Office Gets Less Formal, More Innovative
As computers take on more rote tasks, employees’ value is increasingly in creativity and problem solving. Offices can spur that, a trend we’ll consider in depth at Bisnow’s Workplace of the Future event Dec. 10, starting at 7:30am at Headquarters (3302 Canal). Register here, and read on for thoughts from three of our panelists.
Workplace design is finally catching up to new business models and workstyle, PDR principal Lauri Goodman Lampson says. Entrepreneurialism is becoming more important in this weaker economic environment; even large, traditional oil and gas firms will be looking to accelerate innovation and build out more incubator space as they look for the next big thing. Workplaces need to support the trend by breaking down all barriers to collaboration. Lauri says science has shown that good ideas don’t come on demand, they happen when you’re relaxed and engaged, so offices need to break down formality.
The most important trend: Creating collisions, or the opportunity for employees to accidentally run into each other (colleagues or neighboring tenants). PDR is designing Headquarters, which Lauri believes espouses the new workplace trends. (You can check out their plans at our event, which is being held there.) That project will have some components of traditional office, but with nontraditional amenities like a game room and shared conference rooms designed to support collisions within and across tenant companies. Rendered here is one such meeting space in that facility.
Lauri says new workplace design is pervasive now in Houston, but on a small scale as landlords and tenants dip their toes into the new concepts. They know the business model is viable, but everyone is still discovering Houston’s variation on it. Lauri says so far, Houston’s take on creative office isn’t as high-tech or as wacky as Silicon Valley, but is about companies taking themselves less seriously and being more energetic and playful while remaining professional.
We’re still trying to figure out how co-working and collaborative space fits in Houston, says Parkway Properties managing director Mike Fransen (pictured with wife Stacey at Redwoods in Northern California in July). The typical big co-working groups like WeWork have been a little gun-shy here; Downtown isn’t livable enough, and the Galleria isn’t walkable enough. He thinks there are steps the Houston office market must take before collaboration/co-working is a viable option. But one important strategy, Mike says, is making sure your amenities are usable and memorable. It’s not just about checking a box, but about creating a space that extends tenants’ workspace beyond their four walls.

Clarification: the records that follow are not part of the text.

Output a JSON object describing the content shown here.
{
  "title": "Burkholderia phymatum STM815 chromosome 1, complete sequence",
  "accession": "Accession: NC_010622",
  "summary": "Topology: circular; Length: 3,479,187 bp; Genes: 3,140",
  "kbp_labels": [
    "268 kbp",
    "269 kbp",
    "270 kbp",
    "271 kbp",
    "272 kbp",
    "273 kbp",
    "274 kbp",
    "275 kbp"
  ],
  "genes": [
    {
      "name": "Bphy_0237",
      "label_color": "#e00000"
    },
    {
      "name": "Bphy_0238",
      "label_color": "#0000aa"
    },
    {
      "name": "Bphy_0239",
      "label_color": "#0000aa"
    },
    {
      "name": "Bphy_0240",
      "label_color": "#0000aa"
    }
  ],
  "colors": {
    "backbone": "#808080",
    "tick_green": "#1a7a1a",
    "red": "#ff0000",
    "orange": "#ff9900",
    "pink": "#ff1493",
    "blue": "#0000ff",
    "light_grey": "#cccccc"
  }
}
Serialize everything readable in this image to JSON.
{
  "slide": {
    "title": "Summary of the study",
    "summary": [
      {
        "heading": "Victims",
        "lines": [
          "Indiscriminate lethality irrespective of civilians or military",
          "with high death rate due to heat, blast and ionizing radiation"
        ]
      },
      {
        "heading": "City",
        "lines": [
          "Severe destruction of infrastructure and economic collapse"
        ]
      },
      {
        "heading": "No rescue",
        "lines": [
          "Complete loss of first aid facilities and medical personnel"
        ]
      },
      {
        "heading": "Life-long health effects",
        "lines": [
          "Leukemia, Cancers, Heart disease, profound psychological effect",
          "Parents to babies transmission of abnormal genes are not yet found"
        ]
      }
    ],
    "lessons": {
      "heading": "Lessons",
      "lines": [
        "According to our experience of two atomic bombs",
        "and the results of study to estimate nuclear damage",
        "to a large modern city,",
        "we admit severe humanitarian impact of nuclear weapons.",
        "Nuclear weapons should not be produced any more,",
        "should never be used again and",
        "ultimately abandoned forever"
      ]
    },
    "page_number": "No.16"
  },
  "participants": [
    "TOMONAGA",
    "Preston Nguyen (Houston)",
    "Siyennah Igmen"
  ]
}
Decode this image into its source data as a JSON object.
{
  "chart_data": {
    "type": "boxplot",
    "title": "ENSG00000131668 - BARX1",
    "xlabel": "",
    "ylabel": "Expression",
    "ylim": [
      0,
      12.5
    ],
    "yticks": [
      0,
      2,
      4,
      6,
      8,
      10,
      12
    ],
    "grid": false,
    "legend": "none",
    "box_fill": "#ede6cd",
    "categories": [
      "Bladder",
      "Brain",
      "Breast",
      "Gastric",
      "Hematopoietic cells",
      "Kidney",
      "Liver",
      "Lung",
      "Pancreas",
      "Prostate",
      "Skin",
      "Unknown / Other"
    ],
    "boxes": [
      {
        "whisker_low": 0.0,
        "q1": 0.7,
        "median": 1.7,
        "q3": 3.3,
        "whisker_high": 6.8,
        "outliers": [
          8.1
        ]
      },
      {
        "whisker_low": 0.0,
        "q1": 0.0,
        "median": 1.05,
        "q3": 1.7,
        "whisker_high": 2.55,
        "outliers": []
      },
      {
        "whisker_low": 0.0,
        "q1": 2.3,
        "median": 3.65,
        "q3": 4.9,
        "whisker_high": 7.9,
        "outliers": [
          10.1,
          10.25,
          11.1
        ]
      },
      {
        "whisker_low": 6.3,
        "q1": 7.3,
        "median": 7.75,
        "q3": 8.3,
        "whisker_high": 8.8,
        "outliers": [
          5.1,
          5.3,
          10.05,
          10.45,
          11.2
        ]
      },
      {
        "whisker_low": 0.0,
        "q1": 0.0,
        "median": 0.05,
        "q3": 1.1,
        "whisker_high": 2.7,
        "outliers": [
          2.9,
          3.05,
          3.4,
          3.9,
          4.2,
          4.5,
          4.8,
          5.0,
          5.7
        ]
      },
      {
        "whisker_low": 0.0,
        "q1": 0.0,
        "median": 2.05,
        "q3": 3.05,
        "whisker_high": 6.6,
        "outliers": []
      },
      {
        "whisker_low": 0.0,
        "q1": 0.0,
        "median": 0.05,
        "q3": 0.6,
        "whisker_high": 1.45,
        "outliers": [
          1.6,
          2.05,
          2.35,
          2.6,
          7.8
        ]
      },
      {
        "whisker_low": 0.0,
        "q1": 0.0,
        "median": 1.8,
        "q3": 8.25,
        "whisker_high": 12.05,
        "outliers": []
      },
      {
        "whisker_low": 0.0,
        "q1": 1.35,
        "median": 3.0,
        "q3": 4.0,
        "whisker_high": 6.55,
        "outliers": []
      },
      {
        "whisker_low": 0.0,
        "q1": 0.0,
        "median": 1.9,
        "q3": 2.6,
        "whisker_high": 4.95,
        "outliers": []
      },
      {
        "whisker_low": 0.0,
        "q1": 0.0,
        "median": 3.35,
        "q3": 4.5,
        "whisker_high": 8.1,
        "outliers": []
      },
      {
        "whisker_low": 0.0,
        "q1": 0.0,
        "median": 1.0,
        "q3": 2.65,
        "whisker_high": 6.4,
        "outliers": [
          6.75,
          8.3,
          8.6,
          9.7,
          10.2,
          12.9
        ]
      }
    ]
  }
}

Parkway just built out new amenities at San Felipe Plaza, which Mike believes puts the property back into the discussion of top-tier Class-A office in the Galleria. The project pulled together everything Parkway’s learned about new office strategies from its 15M SF Sunbelt office portfolio. Parkway rethought the dining space (the finished product is pictured), built a new fitness center and added a Starbucks in the lobby, and Mike stressed that the team strove to build spaces that tenants will want to use regularly throughout the day. He tells us he just got an email from a tenant thanking Parkway for putting in the kind of meaningful amenities that are already making the tenant's ability to attract new analysts much easier.
Here’s a new collaborative workplace in San Felipe Plaza. Parkway’s also blending its approach with amenities with a new management style, implementing hospitality techniques. And in 2016, it wants to start linking its amenities to operate as one cohesive package. It’ll start with Parkway's CityWestPlace campus, Mike says—there are significant food and fitness offerings there, but they have historically been managed independently. He’d like to see them all united with technology. An example: You use the trainer at the fitness center, who works with a nutritionist at the campus food service who can recommend a diet to go with your program. That's all input into an app, which syncs the workout to the menu and suggests what you should grab at lunch.
Office being influenced by other property types isn’t new, but it’s picking up steam. Kirksey EVP Brian Malarkey loves a new term that popped up this year: “resimercial,” referring to the residential feel creeping into workplaces. West Elm is even entering the commercial furniture market now with office product that looks residential. Brian has also enjoyed seeing the idea of creative collisions go global—one company put up a flat-screen TV in the break room with Skype open to the break room in the company’s London office, so employees could chat with their colleagues on either side of the ocean.
Brian tells us companies need to design for mobility and flexibility. That includes moving about throughout the workday; studies have shown that people need breaks every 90 minutes to maintain productivity, and many companies are implementing sit/stand desks throughout their teams. It could even include the dynamic sharing/free address concept. That model is in the discussion for most companies, but isn’t happening as much as you might think. It only works for relatively large companies or companies with highly mobile staff, Brian says, and with the acknowledgement that some people need to be anchored. It’s important to do a study about which groups it would benefit. Pictured is a really cool example of flexibility: Kirksey designed this multi-use space in Noble Energy Center. It can be used as a town hall for meetings, but also serves as a company basketball court.